« Oh. J'irai certainement dès que j'aurai le temps. Est-ce que sœur Song va mieux ? » demanda Li Yang avec inquiétude, se souvenant que la maladie de Song Tian'er semblait persister.
« Rien de grave, elle n'arrête pas de te poser des questions. Pourquoi ne viens-tu pas toi-même lui parler franchement ? » continua de persuader Maître Song.
À quoi bon parler ? Si j'y vais maintenant, elle va forcément me reprocher de l'avoir épiée sous son lit. Le mieux est de ne pas y aller.
« Quand j'aurai le temps. Merci de votre sollicitude, Monsieur Song. Au revoir ! » Li Yang raccrocha aussitôt. *Vieux renard, tu as beau essayer de me séduire, c'est peine perdue. Je ne tomberai pas dans ton piège.* Mais sérieusement, la vue sous la jupe de Sœur Song est vraiment à couper le souffle.
« Frère Li Yang, à qui parles-tu au téléphone ? Pourquoi ris-tu si bizarrement ? » Une petite voix de fillette, très familière, retentit soudain sur le côté. Li Yang sursauta et rangea rapidement son téléphone. Se retournant, il fut stupéfait de voir Zhao Ran. En regardant autour de lui, il réalisa : « Zut ! Comment ai-je pu me retrouver dans ma ville natale ? »
La jeune femme était assise devant un ordinateur dans le supermarché, se regardant avec un mélange de surprise et d'étonnement.
Avant même de m'en rendre compte, j'étais chez moi.
« Ma mère ? Avec une amie. Pourquoi n'es-tu pas allé en cours ? » Li Yang inventa une histoire, fit demi-tour et entra dans le supermarché, où il s'assit sur un banc.
« Ne t'approche pas ! » Zhao Ran repoussa brusquement Li Yang, l'empêchant de s'asseoir. Il lui cacha ensuite l'écran de l'ordinateur de son corps.
Li Yang se leva, perplexe. Qu'est-ce qui n'allait pas chez cette fille aujourd'hui
? Son visage était tout rouge
; avait-elle de la fièvre ou quelque chose comme ça
?
Zhao Ran s'agitait frénétiquement avec la souris, cliquant à tout-va comme si elle essayait de fermer la page.
Li Yang sourit d'un air malicieux, ses yeux s'illuminèrent et il vit l'écran de l'ordinateur à travers son corps, mais l'instant d'après, Li Yang resta sans voix.
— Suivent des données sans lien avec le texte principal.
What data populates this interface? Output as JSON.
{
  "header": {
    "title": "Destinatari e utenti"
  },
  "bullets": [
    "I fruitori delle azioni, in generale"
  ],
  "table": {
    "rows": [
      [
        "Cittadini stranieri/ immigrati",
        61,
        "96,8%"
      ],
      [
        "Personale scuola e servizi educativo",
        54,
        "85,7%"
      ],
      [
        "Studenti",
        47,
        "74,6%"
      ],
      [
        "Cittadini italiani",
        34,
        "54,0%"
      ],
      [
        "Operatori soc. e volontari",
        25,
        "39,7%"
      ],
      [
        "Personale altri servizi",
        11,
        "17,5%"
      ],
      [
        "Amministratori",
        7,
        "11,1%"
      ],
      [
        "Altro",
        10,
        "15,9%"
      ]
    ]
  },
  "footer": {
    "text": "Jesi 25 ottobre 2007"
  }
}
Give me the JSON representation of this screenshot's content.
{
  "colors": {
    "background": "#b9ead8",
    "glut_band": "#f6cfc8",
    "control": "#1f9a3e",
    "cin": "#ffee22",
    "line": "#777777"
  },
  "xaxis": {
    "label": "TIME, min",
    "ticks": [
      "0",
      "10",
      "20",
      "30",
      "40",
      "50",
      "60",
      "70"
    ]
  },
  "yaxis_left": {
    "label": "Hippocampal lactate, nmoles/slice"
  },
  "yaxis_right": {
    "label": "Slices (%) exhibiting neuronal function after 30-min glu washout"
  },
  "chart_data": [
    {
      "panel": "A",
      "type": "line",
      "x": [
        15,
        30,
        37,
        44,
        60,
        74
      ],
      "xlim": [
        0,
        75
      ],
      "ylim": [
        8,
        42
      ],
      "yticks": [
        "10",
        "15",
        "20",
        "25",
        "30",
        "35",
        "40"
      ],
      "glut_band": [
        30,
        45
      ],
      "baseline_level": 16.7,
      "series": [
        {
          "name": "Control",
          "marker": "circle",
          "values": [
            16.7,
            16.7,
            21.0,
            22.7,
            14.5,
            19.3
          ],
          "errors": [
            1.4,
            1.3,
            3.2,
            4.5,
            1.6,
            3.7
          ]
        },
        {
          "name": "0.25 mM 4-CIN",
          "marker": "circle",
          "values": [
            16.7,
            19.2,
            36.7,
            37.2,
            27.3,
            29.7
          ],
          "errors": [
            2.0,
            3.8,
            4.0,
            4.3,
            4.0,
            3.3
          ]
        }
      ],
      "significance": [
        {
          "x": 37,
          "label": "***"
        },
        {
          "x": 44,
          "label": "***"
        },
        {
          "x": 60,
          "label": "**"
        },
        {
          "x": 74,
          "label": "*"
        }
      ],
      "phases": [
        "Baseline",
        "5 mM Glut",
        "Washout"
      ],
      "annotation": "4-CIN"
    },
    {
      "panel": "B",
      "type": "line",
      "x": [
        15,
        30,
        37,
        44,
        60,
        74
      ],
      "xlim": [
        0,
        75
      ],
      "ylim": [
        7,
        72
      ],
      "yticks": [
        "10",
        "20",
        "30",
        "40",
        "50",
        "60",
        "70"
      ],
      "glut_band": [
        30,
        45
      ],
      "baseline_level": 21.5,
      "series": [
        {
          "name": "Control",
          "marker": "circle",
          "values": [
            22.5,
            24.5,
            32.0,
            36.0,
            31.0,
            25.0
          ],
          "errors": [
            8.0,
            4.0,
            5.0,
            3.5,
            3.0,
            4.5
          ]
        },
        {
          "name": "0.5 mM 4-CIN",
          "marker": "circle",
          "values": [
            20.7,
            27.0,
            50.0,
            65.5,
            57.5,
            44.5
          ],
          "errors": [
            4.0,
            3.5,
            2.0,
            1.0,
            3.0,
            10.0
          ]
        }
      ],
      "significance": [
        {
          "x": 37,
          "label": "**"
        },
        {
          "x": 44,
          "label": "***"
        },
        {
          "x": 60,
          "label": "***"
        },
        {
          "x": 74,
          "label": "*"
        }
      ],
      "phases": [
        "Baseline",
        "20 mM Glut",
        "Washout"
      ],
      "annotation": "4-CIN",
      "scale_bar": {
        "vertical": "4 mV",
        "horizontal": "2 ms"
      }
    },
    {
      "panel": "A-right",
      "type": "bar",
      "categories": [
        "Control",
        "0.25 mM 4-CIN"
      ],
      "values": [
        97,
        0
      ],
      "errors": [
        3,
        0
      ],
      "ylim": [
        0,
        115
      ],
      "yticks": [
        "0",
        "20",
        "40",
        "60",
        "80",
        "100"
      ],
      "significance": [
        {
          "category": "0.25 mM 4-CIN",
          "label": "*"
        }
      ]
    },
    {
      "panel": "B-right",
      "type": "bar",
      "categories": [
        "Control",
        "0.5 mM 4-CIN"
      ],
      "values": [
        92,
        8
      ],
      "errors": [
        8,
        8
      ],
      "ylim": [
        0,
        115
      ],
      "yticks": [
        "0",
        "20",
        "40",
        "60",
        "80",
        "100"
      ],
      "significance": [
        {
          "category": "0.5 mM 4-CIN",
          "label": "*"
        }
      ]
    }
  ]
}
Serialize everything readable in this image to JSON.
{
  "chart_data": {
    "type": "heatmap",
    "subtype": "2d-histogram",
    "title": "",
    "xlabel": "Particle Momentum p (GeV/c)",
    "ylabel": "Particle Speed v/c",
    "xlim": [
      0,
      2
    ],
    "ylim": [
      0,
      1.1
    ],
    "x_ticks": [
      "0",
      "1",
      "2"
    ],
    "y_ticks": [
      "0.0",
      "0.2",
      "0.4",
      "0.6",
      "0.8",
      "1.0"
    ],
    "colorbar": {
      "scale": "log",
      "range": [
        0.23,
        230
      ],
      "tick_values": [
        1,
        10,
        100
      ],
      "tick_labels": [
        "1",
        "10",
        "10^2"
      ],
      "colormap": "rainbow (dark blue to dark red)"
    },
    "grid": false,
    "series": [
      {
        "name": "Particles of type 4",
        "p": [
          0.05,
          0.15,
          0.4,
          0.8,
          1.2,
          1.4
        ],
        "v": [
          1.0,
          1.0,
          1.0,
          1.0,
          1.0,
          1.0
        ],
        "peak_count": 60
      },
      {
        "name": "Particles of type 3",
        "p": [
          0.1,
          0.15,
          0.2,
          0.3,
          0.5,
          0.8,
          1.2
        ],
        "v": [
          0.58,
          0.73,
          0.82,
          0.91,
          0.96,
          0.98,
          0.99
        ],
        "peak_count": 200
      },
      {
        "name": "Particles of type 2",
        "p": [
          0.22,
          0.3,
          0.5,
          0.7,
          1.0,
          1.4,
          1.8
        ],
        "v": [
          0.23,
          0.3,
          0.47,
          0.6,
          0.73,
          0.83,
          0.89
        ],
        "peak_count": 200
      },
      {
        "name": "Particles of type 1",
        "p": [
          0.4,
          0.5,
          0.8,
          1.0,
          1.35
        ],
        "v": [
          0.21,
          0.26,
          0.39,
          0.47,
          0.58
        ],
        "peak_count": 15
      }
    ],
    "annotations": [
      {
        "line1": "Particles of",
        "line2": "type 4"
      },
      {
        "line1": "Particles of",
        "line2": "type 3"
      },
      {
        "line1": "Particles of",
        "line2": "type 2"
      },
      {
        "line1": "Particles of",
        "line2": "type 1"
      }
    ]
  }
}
Il s'avéra que la jeune fille consultait les Pages Jaunes et lisait des articles sur les relations amoureuses. Pas étonnant qu'elle soit si enthousiaste. Cependant, Li Yang était un peu perplexe
: la jeune fille n'avait que quinze ans. Pourquoi les enfants d'aujourd'hui sont-ils si précoces
?
Alors qu'il détournait le regard, ses yeux s'arrêtèrent soudain, remarquant le soutien-gorge qui moulait étroitement la poitrine de la jeune fille. Les deux soutiens-gorge semblaient être les mains d'un garçon, la protégeant fermement. Une paire de seins bien proportionnés se dressait gracieusement devant Li Yang, l'empêchant de quitter des yeux.
La jeune fille sembla se détendre après avoir refermé le téléphone. Assise là, sans oser se retourner, elle dit d'une voix faible : « Frère Li Yang, ton téléphone est vraiment magnifique, qui te l'a offert ? »
Li Yang détourna le regard à contrecœur et s'assit sur le banc. Il savait que la jeune fille était timide et gênée de le regarder. Il aurait tellement aimé la voir dans cet état charmant et coquet, étudier son corps et observer les réactions des garçons et des filles après avoir regardé du porno.
« C'est un achat que j'ai fait moi-même… enfin, je l'ai acheté avec mon argent de poche, que j'avais secrètement mis de côté. Ne le dis pas à ma mère. » Li Yang réfléchit un instant, réalisant qu'il ne serait pas correct de dire que quelqu'un d'autre le lui avait offert
; il finit donc par s'en prendre à lui-même.
« Je peux jeter un coup d'œil ? Je n'ai pas encore de portable, et maman a installé l'ordinateur avant-hier. Je ne sais pas vraiment comment m'en servir ! » Zhao Ran tendit avec enthousiasme sa petite main rose. Sa paume était blanche avec une légère teinte rosée, et ses capillaires transparents étaient visibles à l'œil nu. Une fine couche de sueur brillante n'avait pas encore séché, et une légère odeur flottait dans l'air.
« Bien sûr que tu peux, pourquoi pas ! » Li Yang sortit son téléphone et le tendit à Zhao Ran. Son téléphone était configuré depuis longtemps pour ne sauvegarder aucune application, et aucune trace de son utilisation, comme des informations sur ses numéros ou son historique d'appels, n'était conservée. À part s'amuser avec les différentes fonctions du téléphone, si tu voulais t'immiscer dans sa vie privée, désolé, tu serais déçu.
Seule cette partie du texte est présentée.